Sen. Frank Blas, Jr. has introduced legislation that, if enacted into law, will stop the governor from requiring anyone to be vaccinated during a public health emergency unless that vaccine has fully approved by the U.S. Food and Drug Administration.

Bill No. 176, introduced today by the Republican from Barrigada, amends the Emergency Health Powers Act from which Gov. Lou Leon Guerrero derives her enormous powers during a public health emergency. Specifically, the legislation will amend the section that currently allows the governor to force people on Guam to be vaccinated.

The Emergency Health Powers Act currently gives the governor, through her public health director, this power under §19603: "During a state of public health emergency, the public health authority may exercise the following emergency powers over persons as necessary to address the public health emergency." - (portion of §19603)

The governor exercised this power in her latest executive order, when she mandated government of Guam employees in the executive branch be fully vaccinated by September 24, 2021, or submit to weekly coronavirus tests.

If Mr. Blas's bill passes into law, this provision of the governor's executive order will be nullified, unless the FDA grants full approval to one of the three vaccines Guam offers.

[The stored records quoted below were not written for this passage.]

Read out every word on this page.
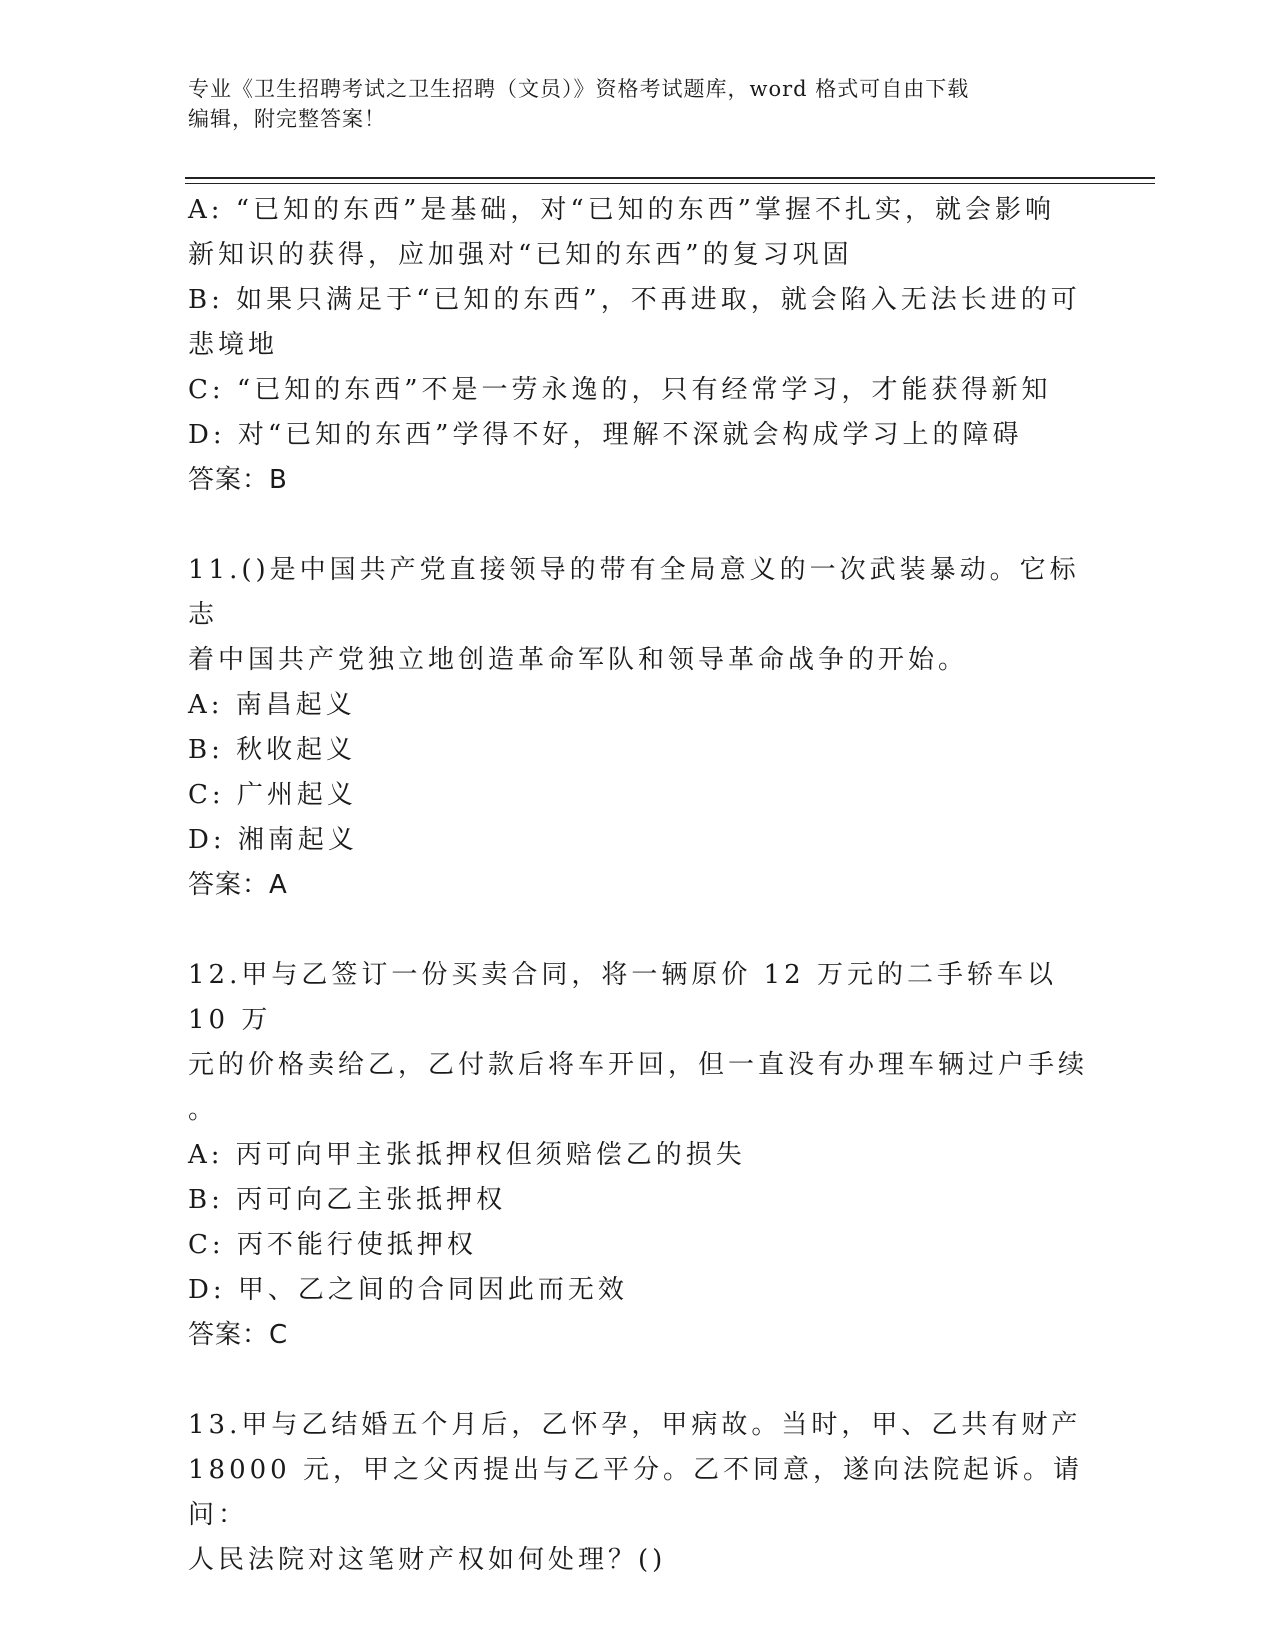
专业《卫生招聘考试之卫生招聘（文员）》资格考试题库，word 格式可自由下载
编辑，附完整答案！

A: “已知的东西”是基础，对“已知的东西”掌握不扎实，就会影响

新知识的获得，应加强对“已知的东西”的复习巩固

B: 如果只满足于“已知的东西”，不再进取，就会陷入无法长进的可

悲境地

C: “已知的东西”不是一劳永逸的，只有经常学习，才能获得新知

D: 对“已知的东西”学得不好，理解不深就会构成学习上的障碍

答案：B

11.()是中国共产党直接领导的带有全局意义的一次武装暴动。它标志

着中国共产党独立地创造革命军队和领导革命战争的开始。

A: 南昌起义

B: 秋收起义

C: 广州起义

D: 湘南起义

答案：A

12.甲与乙签订一份买卖合同，将一辆原价 12 万元的二手轿车以 10 万

元的价格卖给乙，乙付款后将车开回，但一直没有办理车辆过户手续

。

A: 丙可向甲主张抵押权但须赔偿乙的损失

B: 丙可向乙主张抵押权

C: 丙不能行使抵押权

D: 甲、乙之间的合同因此而无效

答案：C

13.甲与乙结婚五个月后，乙怀孕，甲病故。当时，甲、乙共有财产

18000 元，甲之父丙提出与乙平分。乙不同意，遂向法院起诉。请问：

人民法院对这笔财产权如何处理？()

Mr. Blas's bill adds language to §19603: "A vaccine to be administered must be unconditionally approved (not Emergency Use Authorization) by the United States Food & Drug Administration and not be such as is reasonably likely to lead to serious harm to the affected individual."

All of the vaccines currently have Emergency Use Authorization from the FDA. According, however, to an article in the New York Times six days ago, Pfizer anticipates full FDA approval of its vaccine next month.